Gelado, diríamos mesmo.
Encontrava-me no meu adorado solar de Nafarros a verificar as contas mensais e a pensar que, mais dia, menos dia, lá ia ter de pôr o meu fiel Jacinto a arrumar carros junto ao Palácio de Sintra para ver se amealhava mais uns cobres para pagar as próximas férias na Tailândia, quando me apercebi de que o Zé Porvinho entrara esbaforido pelo solar adentro.
- Ela já nasceu, ela já nasceu – exclamava o Zé.
- E estás a falar de...?
- Da nossa salvadora, da luz do blogue. A pequena Viralata já nasceu!
- Viriata, Zé. Já? Mas não era suposto ocorrer no dia 25? O que é feito da tradição? Como é que sabes, recebeste alguma comunicação do Além?
- Não, foi mesmo o Chefe que enviou a informação via SMS – respondeu o Zé.
Raios partam as novas tecnologias, pensei. Gostava mais da maneira como as coisas se faziam antigamente. Quando um salvador nascia, mandava-se uma estrela à casa do pessoal e era só o pessoal segui-la. Acabou-se. Só que hoje em dia já não existem estrelas com essa capacidade. Ainda pensara que a Soraia Chaves era capaz de ascender a tal estatuto, mas a miúda perdera-se em séries da SIC.
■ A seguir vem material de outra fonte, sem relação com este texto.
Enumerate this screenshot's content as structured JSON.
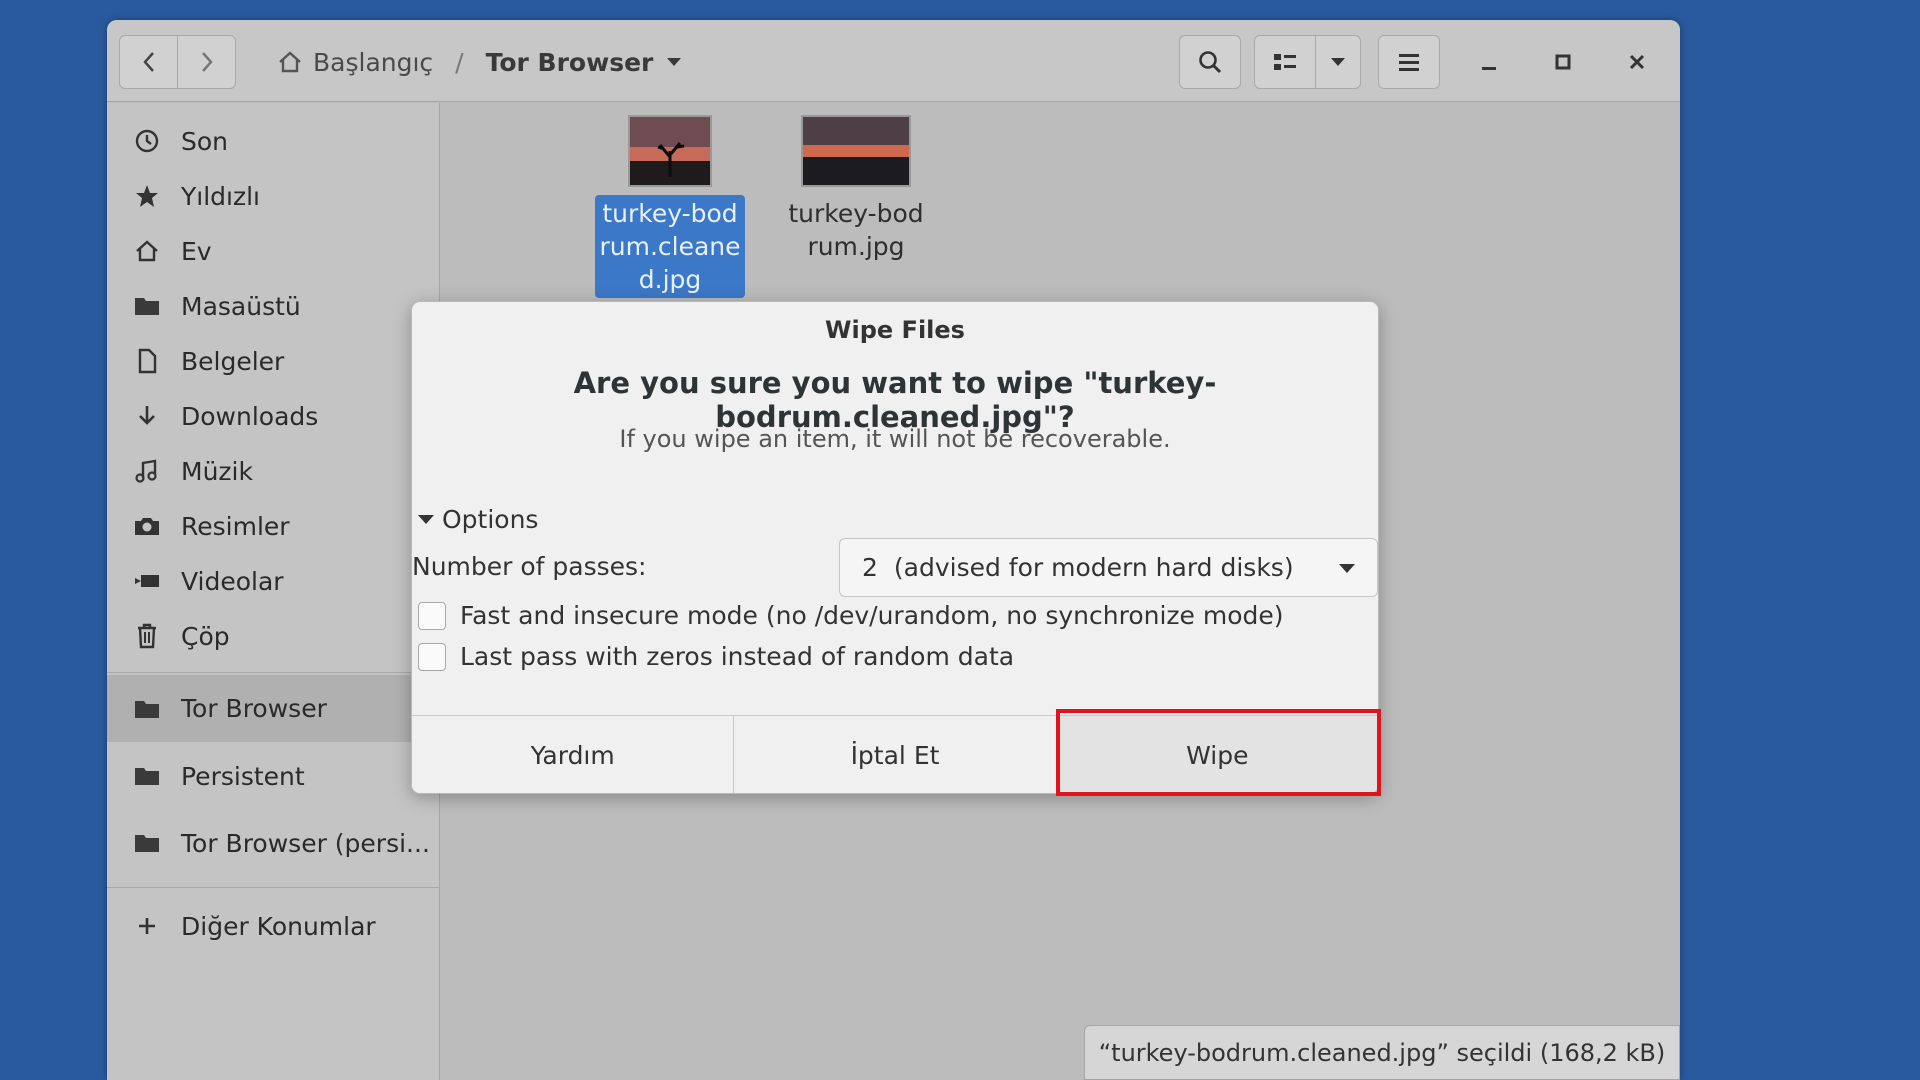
{
  "header": {
    "back_icon": "chevron-left-icon",
    "forward_icon": "chevron-right-icon",
    "path_home": "Başlangıç",
    "path_separator": "/",
    "path_current": "Tor Browser",
    "search_icon": "search-icon",
    "view_icon": "list-view-icon",
    "menu_icon": "hamburger-menu-icon"
  },
  "sidebar": {
    "items": [
      {
        "label": "Son",
        "icon": "clock-icon"
      },
      {
        "label": "Yıldızlı",
        "icon": "star-icon"
      },
      {
        "label": "Ev",
        "icon": "home-icon"
      },
      {
        "label": "Masaüstü",
        "icon": "folder-icon"
      },
      {
        "label": "Belgeler",
        "icon": "document-icon"
      },
      {
        "label": "Downloads",
        "icon": "download-icon"
      },
      {
        "label": "Müzik",
        "icon": "music-icon"
      },
      {
        "label": "Resimler",
        "icon": "camera-icon"
      },
      {
        "label": "Videolar",
        "icon": "video-icon"
      },
      {
        "label": "Çöp",
        "icon": "trash-icon"
      }
    ],
    "bookmarks": [
      {
        "label": "Tor Browser",
        "icon": "folder-icon",
        "active": true
      },
      {
        "label": "Persistent",
        "icon": "folder-icon"
      },
      {
        "label": "Tor Browser (persi...",
        "icon": "folder-icon"
      }
    ],
    "other": {
      "label": "Diğer Konumlar",
      "icon": "plus-icon"
    }
  },
  "files": [
    {
      "name": "turkey-bodrum.cleaned.jpg",
      "selected": true
    },
    {
      "name": "turkey-bodrum.jpg",
      "selected": false
    }
  ],
  "status": "“turkey-bodrum.cleaned.jpg” seçildi  (168,2 kB)",
  "dialog": {
    "title": "Wipe Files",
    "question": "Are you sure you want to wipe \"turkey-bodrum.cleaned.jpg\"?",
    "subtitle": "If you wipe an item, it will not be recoverable.",
    "options_label": "Options",
    "passes_label": "Number of passes:",
    "passes_value": "2",
    "passes_desc": "(advised for modern hard disks)",
    "check_fast": "Fast and insecure mode (no /dev/urandom, no synchronize mode)",
    "check_zeros": "Last pass with zeros instead of random data",
    "buttons": {
      "help": "Yardım",
      "cancel": "İptal Et",
      "wipe": "Wipe"
    }
  },
  "colors": {
    "desktop": "#2a5a9e",
    "selection": "#3c78c8",
    "highlight": "#e0141e"
  }
}
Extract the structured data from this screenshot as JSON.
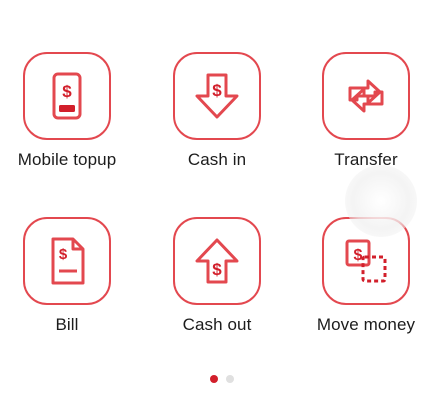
{
  "colors": {
    "accent": "#e3484f",
    "accent_dark": "#d21f2b",
    "text": "#1c1c1c",
    "dot_inactive": "#e0e0e0"
  },
  "actions": [
    {
      "label": "Mobile topup",
      "icon": "mobile-topup-icon"
    },
    {
      "label": "Cash in",
      "icon": "cash-in-icon"
    },
    {
      "label": "Transfer",
      "icon": "transfer-icon"
    },
    {
      "label": "Bill",
      "icon": "bill-icon"
    },
    {
      "label": "Cash out",
      "icon": "cash-out-icon"
    },
    {
      "label": "Move money",
      "icon": "move-money-icon"
    }
  ],
  "pagination": {
    "pages": 2,
    "current": 1
  }
}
- Bom – disse – já avisaste o Inspector?
Nesse momento, entrou uma cadela disparada pelo solar adentro, derrubando várias cadeiras e só parando quando bateu com o focinho no móvel Luís XX que eu tinha escondido a um canto da casa para que os visitantes não se apercebessem da ***** que a senhora Marquesa adquirira num leilão na net.
- Bom dia, estimados colegas. – entrou bonacheirão o Inspector, fumando um dos seus cachimbos habituais – Estamos prontos para ir?
- Mas sabemos onde é? – perguntei-lhe.
Os demais abanaram a cabeça negativamente.
- Está visto. Alguém perguntou ao Chefe onde era?
Os demais continuaram a abanar a cabeça negativamente.
- Eu já lhe tentei ligar, mas uma voz feminina diz-me que ele não está disponível de momento – disse o Zé.
- Deixaste-lhe alguma mensagem no voice-mail?
- Voice-mail? Qual voice-mail? – continuou o Zé – Aquilo era mesmo uma gaja a dizer que o Chefe não podia atender! Ouvi uns barulhos muito esquisitos ao fundo, mas julgo que eram interferências da linha. A sujeita apenas me pediu desculpa e disse que tinha de desligar porque tinha de ir comer qualquer coisa e depois não percebi mais nada.
- Bom, lá vamos ter de fazer isto à maneira antiga. – disse – Alguém viu uma estrela lá fora?
- O sol conta? – perguntou o Zé.
- Não se preocupem com essas coisas que eu trouxe material do bom – disse o Inspector, apontando para o cachimbo.
- Ópio, haxixe ou liamba? – questionei-o.
- Meu caro, para encontrar o caminho para um salvador, só haxixe. Nós não precisamos de encontrar a luz, ela virá ter connosco.
- Tu lá sabes. – disse-lhe – Muito bem. E prendas? Trouxeram-nas?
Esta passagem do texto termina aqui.